Post common envelope binaries from SDSS

XI. The white dwarf mass distributions of CVs and pre-CVs

¹ Departamento de Física y AstronomíaFacultad de Ciencias, Universidad de Valparaíso, Valparaíso, Chile
e-mail: mzorotov@astro.puc.cl
² Departamento de Astronomía y Astrofísica, Pontificia Universidad Católica de Chile, Santiago, Chile
³ European Southern Observatory, Alonso de Cordova 3107, Santiago, Chile
⁴ Department of Physics, University of Warwick, Coventry CV4 7AL, UK

Received: 1 February 2011
Accepted: 2 August 2011

Abstract

Context. We have known for a long time that many of the measured white dwarf (WD) masses in cataclysmic variables (CVs) significantly exceed the mean mass of single WDs. This was thought to be related to observational biases, but recent high-precision measurements of WD masses in a great number of CVs are challenging this interpretation. A crucial question in this context is whether the high WD masses seen among CVs are already imprinted in the mass distribution of their progenitors, i.e. among detached post-common-envelope binaries (PCEBs) that consist of a WD and a main-sequence star.

Aims. We review the measured WD masses of CVs, determine the WD-mass distribution of an extensive sample of PCEBs that are representative for the progenitors of the current CV population (pre-CVs) and compare both distributions.

Methods. We calculate the CV formation time of the PCEBs in our sample by determining the post common-envelope (CE) and the main-sequence evolution of the binary systems and define a pre-CV to be a PCEB that evolves into a semi-detached configuration with stable mass transfer within less than the age of the Galaxy. Possible observational biases affecting the WD-mass distribution for the pre-CV and the CV samples are discussed.
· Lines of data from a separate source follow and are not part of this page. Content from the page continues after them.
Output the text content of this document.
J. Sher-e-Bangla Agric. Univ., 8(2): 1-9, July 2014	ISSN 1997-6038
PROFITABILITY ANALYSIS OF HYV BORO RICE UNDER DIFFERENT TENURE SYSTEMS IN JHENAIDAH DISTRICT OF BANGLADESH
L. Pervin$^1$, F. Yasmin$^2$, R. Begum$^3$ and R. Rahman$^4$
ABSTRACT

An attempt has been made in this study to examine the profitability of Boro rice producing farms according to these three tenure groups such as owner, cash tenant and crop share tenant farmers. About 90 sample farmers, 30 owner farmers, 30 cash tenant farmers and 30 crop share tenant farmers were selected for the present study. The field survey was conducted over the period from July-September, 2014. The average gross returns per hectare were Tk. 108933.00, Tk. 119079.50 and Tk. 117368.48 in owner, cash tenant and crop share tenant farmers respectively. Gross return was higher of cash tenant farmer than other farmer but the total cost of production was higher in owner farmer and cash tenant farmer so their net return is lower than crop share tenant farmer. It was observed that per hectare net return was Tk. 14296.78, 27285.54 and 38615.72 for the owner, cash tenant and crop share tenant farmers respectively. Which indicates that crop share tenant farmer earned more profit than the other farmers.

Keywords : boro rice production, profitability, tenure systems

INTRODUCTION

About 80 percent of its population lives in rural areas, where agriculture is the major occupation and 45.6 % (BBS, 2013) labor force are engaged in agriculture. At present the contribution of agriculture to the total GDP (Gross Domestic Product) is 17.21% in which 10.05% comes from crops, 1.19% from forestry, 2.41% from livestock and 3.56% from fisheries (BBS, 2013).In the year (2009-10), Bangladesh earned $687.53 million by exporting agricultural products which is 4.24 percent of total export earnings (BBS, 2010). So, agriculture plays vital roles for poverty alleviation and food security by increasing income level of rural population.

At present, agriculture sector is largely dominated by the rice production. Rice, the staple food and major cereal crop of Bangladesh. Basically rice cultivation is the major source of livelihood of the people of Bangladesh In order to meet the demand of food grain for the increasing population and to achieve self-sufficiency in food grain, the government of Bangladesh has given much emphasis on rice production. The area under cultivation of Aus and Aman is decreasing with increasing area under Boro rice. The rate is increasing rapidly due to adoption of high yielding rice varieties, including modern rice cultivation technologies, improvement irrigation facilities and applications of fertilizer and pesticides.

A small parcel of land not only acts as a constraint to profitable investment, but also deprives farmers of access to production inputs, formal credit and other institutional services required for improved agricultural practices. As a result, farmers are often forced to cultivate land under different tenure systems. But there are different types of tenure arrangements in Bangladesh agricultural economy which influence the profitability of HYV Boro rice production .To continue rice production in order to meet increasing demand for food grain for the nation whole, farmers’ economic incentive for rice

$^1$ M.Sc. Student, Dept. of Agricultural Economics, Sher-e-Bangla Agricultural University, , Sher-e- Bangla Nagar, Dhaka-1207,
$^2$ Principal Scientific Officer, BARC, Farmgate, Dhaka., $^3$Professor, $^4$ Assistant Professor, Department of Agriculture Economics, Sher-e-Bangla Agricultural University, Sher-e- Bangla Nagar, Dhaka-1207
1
Results. The mean WD mass among CVs is  ⟨ M_wd ⟩  = 0.83  ±  0.23^⋆ M_⊙, much larger than that found for pre-CVs,  ⟨ M_wd ⟩  = 0.67  ±  0.21 M_⊙. Selection effects cannot explain the high WD masses observed in CVs. We also note that compared to the predictions of binary-population models, the observed fraction of He-core WDs is small both among CVs (≤10%) and pre-CVs (≤17  ±  8%).

Conclusions. We suggest two possible explanations for the high WD masses among CVs, both of which imply substantial revisions to the standard model of CV evolution: either most CVs have formed above the orbital-period gap (which requires a high WD mass to initiate stable mass transfer or a previous phase of thermal-timescale mass transfer), or the mass of the WDs in CVs grows through accretion (which strongly disagrees with the predictions of classical nova models). Both options may imply that CVs contribute to the single-degenerate progenitors of type Ia supernovae. The number of He-core WDs in CVs (≤10%) is roughly consistent with the number of He-core WDs in pre-CVs (≤17  ±  8%). This indicates a low value of the CE efficiency.